Emotional. Roller. Coaster.

So we decided to stay in the land of botox, beaches, and blockbusters, at least for now. Perhaps someday I'll re-mint this blog The Rhodes Loggers and finally put my new bonnet to some good use, but until then it's more sunshine for us.

Friday marked the end of the first week of the new job. We've finally become less afraid to speak the fact out loud. Jacob laughingly compared himself to an abused dog - skiddish and not sure whether to trust these nice people  - I didn't think it was a very pretty comparison, but it was probably an apt one.

The day after Jacob lost his job last year, we went to a St. Patrick's day party hosted by Jacob's Knights of Columbus chapter. We sat with a man who was all alone at a table. He was a bit of a talker, and upon my seeing my pregnant self began telling us the story surrounding the birth of his first child. You see, he'd lost his job when his wife was 8 month's pregnant... She is now dead and his children grown, and he spoke about how unemployment had enabled him to be home for the first months of his baby's life. He remembered it fondly, even gratefully. He told us the story with an edge of warning in his voice: slow down, love this baby. 
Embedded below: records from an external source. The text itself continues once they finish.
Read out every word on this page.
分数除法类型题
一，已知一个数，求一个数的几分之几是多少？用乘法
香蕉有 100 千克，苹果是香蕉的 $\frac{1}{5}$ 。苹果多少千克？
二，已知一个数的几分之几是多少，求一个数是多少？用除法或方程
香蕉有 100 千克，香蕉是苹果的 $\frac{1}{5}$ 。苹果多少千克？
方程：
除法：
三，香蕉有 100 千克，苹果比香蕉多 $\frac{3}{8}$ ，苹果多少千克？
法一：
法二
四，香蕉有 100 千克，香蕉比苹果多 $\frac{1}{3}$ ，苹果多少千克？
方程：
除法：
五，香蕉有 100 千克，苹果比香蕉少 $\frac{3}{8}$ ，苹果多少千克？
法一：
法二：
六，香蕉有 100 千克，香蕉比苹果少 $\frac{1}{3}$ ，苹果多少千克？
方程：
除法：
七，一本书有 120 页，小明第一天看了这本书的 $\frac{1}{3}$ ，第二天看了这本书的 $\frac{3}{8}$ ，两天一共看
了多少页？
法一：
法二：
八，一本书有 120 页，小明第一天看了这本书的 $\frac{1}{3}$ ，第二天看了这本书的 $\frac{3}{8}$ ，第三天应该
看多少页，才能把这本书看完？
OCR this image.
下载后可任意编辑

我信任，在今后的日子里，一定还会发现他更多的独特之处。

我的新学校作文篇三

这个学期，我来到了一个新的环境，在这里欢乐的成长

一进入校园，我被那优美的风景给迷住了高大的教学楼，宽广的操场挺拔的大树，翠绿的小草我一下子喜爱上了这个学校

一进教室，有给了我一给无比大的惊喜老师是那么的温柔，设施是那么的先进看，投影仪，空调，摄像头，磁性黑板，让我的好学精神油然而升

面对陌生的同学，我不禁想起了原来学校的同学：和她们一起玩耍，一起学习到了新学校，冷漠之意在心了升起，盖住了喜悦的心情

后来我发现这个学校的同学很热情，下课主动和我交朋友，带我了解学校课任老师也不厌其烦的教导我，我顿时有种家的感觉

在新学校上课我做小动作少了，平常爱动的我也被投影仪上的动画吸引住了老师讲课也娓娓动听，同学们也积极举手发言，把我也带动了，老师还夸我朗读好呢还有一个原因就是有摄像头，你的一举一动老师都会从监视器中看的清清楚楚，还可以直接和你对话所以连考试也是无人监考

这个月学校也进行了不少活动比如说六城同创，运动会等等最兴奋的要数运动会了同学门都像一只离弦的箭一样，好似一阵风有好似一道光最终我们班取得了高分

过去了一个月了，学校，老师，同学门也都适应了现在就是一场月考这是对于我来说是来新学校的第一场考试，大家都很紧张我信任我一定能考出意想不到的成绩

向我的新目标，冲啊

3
That is the story I'm remembering today. I'm remembering the story of the best year of my life. For somewhere in the middle of this jobless saga, we became parents to a healthy and strong baby boy who amazes us everyday (and who's currently sitting on the floor eating dust bunnies.) 

I will end the story there, because there really isn't a better ending than that - and truth is, that's been the end of this story for a long time.


  1. Oh Kate, this made me cry! What good news! Go St. Joseph, the patron of workers, and dads, and families! And love to all the Rhodes, who definitely have rock star status at our house!

  2. Kate, I love this story! I love it because it happened to us too. Luke lost his job that he hated right the day after I found out that I was pregnant with Daniel. Six months later, he was starting a better job, with a great company, and better benefits. In the mean time, Luke stayed home with Lily while I taught. He loved it and he still says that it was so very special. He like his new job a lot, but he is still very thankful for the time he had at home. Thank you for sharing your story. It always helps to know that you're not alone.

  3. ah. this post was an emotional roller coaster! I had to read it twice --

    I hate when people simply write, "thanks for sharing!" but that is my partial sentiment for this post.

    Wow -- God's will -- always a tricky one isn't it? Never ever what we plan -- most difficult lesson for me always.

    I'm happy there was a happy ending -- no to say the off the grid wouldn't have been happy as well!!

  4. A story that I've heard before but you told it the best this time.